Même solution, mêmes travaux dans la lagune de l’Aude et dans celles du Pô et du Rhin. Un chenal maritime traversait l’ancien lac Bubresus, qui correspond aux marais modernes de la Clape et de Sigean et venait aboutir à Narbonne. Un autre canal artificiel, la fossa Augusta, conduisait directement de la mer Adriatique à Ravenne ; et, à l’extrémité septentrionale de l’empire, la fossa Drusiana, creusée par les légions de Drusus, père de Germanicus, faisait communiquer la mer du Nord avec les différens bras du Vieil-Yssel et ouvrait ainsi aux navires une route nouvelle à côté des bancs vaseux qui obstruaient les embouchures multiples de la Meuse, de l’Escaut et du Rhin.

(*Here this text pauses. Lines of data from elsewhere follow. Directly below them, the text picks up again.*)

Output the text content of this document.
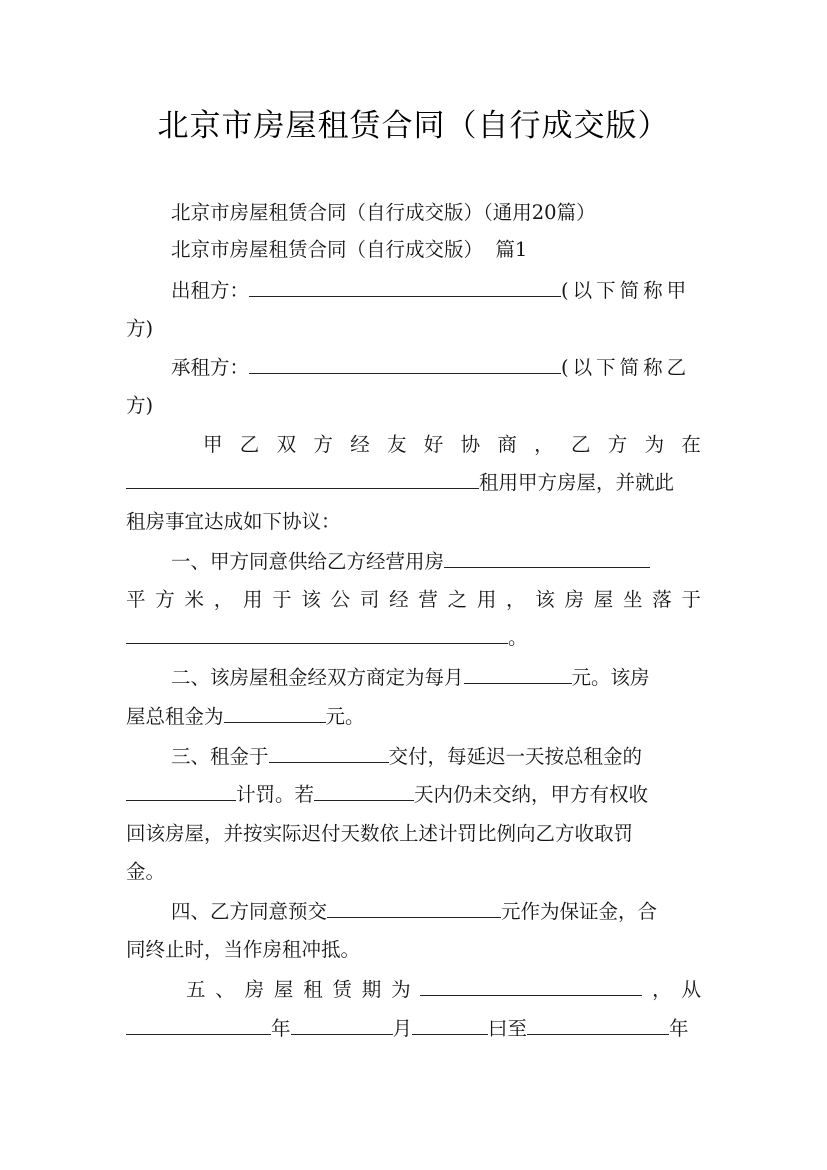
北京市房屋租赁合同（自行成交版）
北京市房屋租赁合同（自行成交版）（通用20篇）
北京市房屋租赁合同（自行成交版）  篇1
出租方：	(以下简称甲
方)
承租方：	(以下简称乙
方)
甲 乙 双 方 经 友 好 协 商 ， 乙 方 为 在
租用甲方房屋，并就此
租房事宜达成如下协议：
一、甲方同意供给乙方经营用房
平 方 米 ， 用 于 该 公 司 经 营 之 用 ， 该 房 屋 坐 落 于
。
二、该房屋租金经双方商定为每月	元。该房
屋总租金为	元。
三、租金于	交付，每延迟一天按总租金的
计罚。若	天内仍未交纳，甲方有权收
回该房屋，并按实际迟付天数依上述计罚比例向乙方收取罚
金。
四、乙方同意预交	元作为保证金，合
同终止时，当作房租冲抵。
五 、 房 屋 租 赁 期 为	， 从
年	月	曰至	年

La canalisation latérale était donc la méthode pour ainsi dire classique suivie par les anciens. Le Rhône devait avoir aussi la sienne ; et ce fut même le premier grand travail d’utilité publique exécuté par les Romains sur le sol de la Gaule.

On lit dans Plutarque que, peu après avoir pris possession de son deuxième consulat. Marins conduisit une première armée en Gaule pour s’opposer à la marche des Ambrons et des Teutons, mais que ceux-ci refusèrent tout d’abord le combat et se ruèrent sur l’Espagne, où ils restèrent pendant près de deux années. Ils franchirent alors les Pyrénées sans éprouver de résistance ; et, après avoir ravagé tout le sud-ouest de la Celtique, se dirigèrent vers les Alpes et l’Italie, menaçant de renouveler sur les bords du Tibre les terribles exploits de la première invasion gauloise.